The basic gist of his talk was that there are too many abstraction layers in a modern database and they don't communicate well enough, hurting possible performance.
Instead of DB : Disk, as it was more in the past, we now have DB : OS : Controller : Disk. And each layer does its own caching, scheduling, etc, often accidentally hurting another layer.
So he started off simply showing how Linux and a single disk reacts (both latency and throughput) in both sequential and random IO for everywhere from 0 to 4k outstanding requests. (using Linux async IO)
The results, as you might imagine, are:
Sequential: constant throughput, regardless of outstanding requests, but increasing latency with more requests
Random: throughput increase with more outstanding requests, also with latency increasing as well. (and quite a bit more)
So there's a sweetspot where you can get better throughput without unacceptable latency.

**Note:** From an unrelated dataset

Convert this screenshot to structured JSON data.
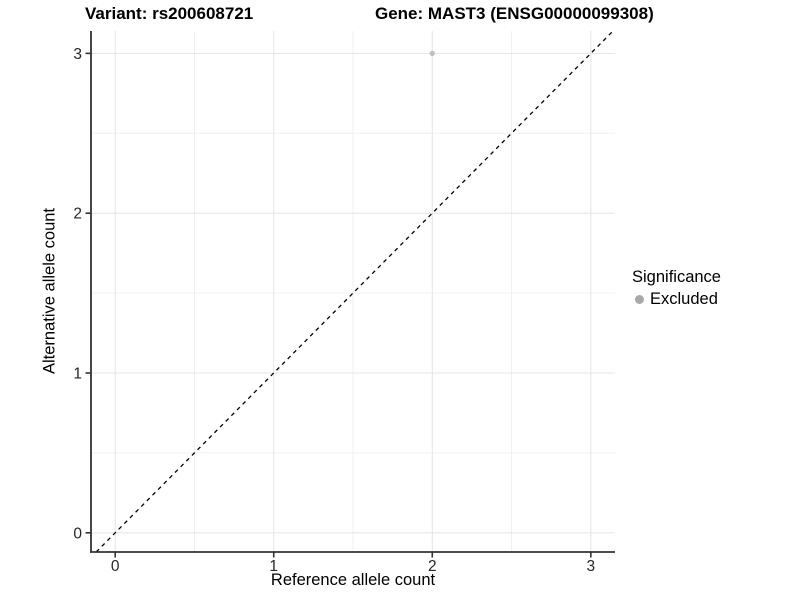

The key is keeping enough outstanding requests such that the operating system's block scheduler (which has a halfway accurate view of the disk geometry), that it can make smart batching decisions.
Next he analyzed MySQL (InnoDB) vs Oracle and showed that InnoDB wasn't aggressive enough at submitting IO to the operating system to keep it busy to always utilize the disk. (often the disk was doing nothing)
So how to improve InnoDB? The places where InnoDB writes:
-- synchronous requests: log writes (sequential) on transaction commit
-- async writes on page writeback.
But, if writeback were more aggresive, it'd increase latency on the synchronous log writes.
In conclusion, he's working to bring back IO priorities, which used to exist in mainframe days (and are in the POSIX async IO interfaces) but are unused in Linux. So he's modifying Linux 2.6's deadline scheduler and making the different async IO priorites have different deadlines, then making InnoDB write more aggresively, but having the async page writeback threads submit low priority IO.
Fucking cool, eh?